Wednesday, September 8, 2010
Man
There are so many hysterical things that come out of Elijah’s mouth that I could dedicate an entire website to them. And then I could make a TV show called “Kids Say The Darndest Things.” And air it on CBS from 1998-2000. And get Bill Cosby to host. But it would end up just being a rip-off of Art Linkletter.
But occasionally, Eli will get into some hilarity that I cannot, no, will not keep from the HamannEggs public.
It’s his use of the word “Man.”
For some reason, he saves his “Man” exclusively for Whole Foods. Which is appropriate, because Whole Foods always is filled with extras from a “Cheech and Chong” movie.
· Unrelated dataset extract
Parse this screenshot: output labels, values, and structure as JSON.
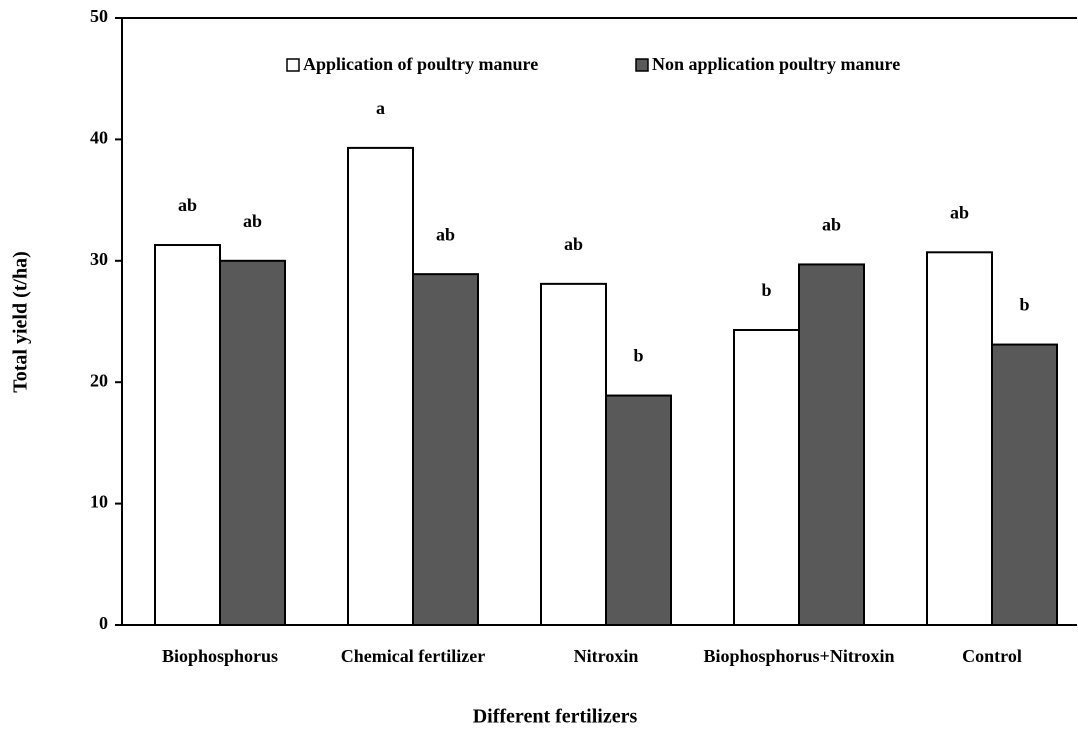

The place never ceases to give me beard envy.
Eli loves to ask Whole Foods employees for free samples. I cannot come within 100ft of the meat counter without the following coming from Eli’s mouth:
“Man? Hey man? Do you have free steak with toothpicks in them? Man? Man?”
The bearded dudes behind the counter typically ignore him. And me.
The other day, Diana and the boys were at Whole Foods when a lunatic breeched their tight security. And began raving like, well, a lunatic. He was shouting and screaming at the top of his lungs.
Elijah clamped his hands over his ears and began talking to the lunatic. “Man! You’re too loud, man! Hey man! Too loud!”
I’d love to say Eli was able to quiet the lunatic with his calm, 1960’s turn of phrase. But I imagine the lunatic did what they always do. Lick the apples I’ll eventually eat.
p.s. Eli started another year of school yesterday. Dear son, please stop growing up. Love, your dad.